Austria itself struggled to keep its deficit under the European Union's 3 percent treaty maximum, however, but is expected to bring it down to 2.3 percent of gross domestic product this year.

As is the case in Germany, the Netherlands and other relatively strong economies in the "core" of the euro area, many Austrian voters are dissatisfied with what they perceive as the bailing out of weaker states in the periphery of the currency union at their expense.

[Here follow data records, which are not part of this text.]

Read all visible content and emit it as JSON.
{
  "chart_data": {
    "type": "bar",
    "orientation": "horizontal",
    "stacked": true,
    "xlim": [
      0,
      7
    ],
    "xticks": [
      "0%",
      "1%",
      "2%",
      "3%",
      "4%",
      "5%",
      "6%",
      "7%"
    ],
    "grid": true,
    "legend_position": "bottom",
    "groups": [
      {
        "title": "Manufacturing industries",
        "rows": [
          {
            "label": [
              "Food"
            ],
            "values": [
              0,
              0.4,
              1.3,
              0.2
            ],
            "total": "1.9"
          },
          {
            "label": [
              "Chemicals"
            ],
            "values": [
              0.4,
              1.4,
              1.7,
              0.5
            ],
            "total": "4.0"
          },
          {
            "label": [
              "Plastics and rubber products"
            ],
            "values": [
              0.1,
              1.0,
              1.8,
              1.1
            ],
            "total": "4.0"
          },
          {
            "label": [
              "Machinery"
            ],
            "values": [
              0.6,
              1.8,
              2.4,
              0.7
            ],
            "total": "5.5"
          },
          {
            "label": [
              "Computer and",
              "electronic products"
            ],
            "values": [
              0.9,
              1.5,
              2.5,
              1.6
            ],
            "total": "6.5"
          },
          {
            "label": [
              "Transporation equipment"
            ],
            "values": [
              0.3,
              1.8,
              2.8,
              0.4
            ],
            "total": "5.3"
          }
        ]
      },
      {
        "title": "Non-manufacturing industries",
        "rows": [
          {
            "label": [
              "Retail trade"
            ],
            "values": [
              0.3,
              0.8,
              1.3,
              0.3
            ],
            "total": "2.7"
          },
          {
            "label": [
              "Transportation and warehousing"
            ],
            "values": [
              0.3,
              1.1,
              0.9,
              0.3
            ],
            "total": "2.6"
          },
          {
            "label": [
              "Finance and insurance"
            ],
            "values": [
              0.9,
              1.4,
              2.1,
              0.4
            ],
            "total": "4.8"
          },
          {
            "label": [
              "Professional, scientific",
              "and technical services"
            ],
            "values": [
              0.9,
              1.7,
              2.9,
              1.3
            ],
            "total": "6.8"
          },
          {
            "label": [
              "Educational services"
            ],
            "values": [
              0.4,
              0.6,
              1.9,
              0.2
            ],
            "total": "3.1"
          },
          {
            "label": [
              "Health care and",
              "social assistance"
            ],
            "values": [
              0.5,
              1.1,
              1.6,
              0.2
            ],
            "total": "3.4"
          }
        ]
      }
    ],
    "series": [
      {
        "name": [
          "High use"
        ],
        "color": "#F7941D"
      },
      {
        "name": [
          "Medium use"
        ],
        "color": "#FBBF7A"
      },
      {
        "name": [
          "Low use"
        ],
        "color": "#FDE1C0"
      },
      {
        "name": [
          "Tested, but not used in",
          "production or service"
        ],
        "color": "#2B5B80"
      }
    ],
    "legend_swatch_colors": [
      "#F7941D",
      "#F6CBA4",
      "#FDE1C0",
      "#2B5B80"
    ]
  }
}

Stronach's euroskeptic rhetoric appeals to them, although his proposal for "renegotiating" the euro, as his party's platform promises, is somewhat unclear. The billionaire himself has suggested leaving the eurozone altogether, but two of his chief economic advisors were more ambivalent in an interview with Format magazine Feb. 15. While they argued "the euro is at an end," they floated the idea of keeping it as a parallel currency.

Stronach's victory in Carinthia March 4 came largely at the expense of the nationalist Freiheitliche Partei Österreichs (FPÖ) that was led by the region's former governor, Jörg Haider, until his death in 2008.

In late January, Haider's successor Heinz-Christian Strache, whose party is still the third-largest in parliament, called for a referendum on Austria's euro membership. "If the EU develops into a centralized superstate, the final consequence for Austria would be an EU exit," he told Österreich newspaper Jan. 23. "I would rather have an alliance with Switzerland."

Like Iceland, Liechtenstein and Norway, Switzerland is effectively part of the European single market, but 76.8 percent of Swiss voters rejected full European Union membership in 2001.

Stronach's party gets about 10 percent support nationwide but polls show up to a third of Austrians maintain that joining the euro was a mistake. Strache's party hovers around 20 percent support in surveys, still attracting the majority of euroskeptic voters.

Local elections in Tyrol, one of Austria's most conservative states, next month will be another test for Stronach's popularity. Salzburg, where the Social Democrats now command a plurality of the seats in the regional legislature, votes later in April or in early May. If Stronach does well in both regions, his party might well replace the FPÖ as the champion of the populist right, albeit without the latter's anti-immigration rhetoric.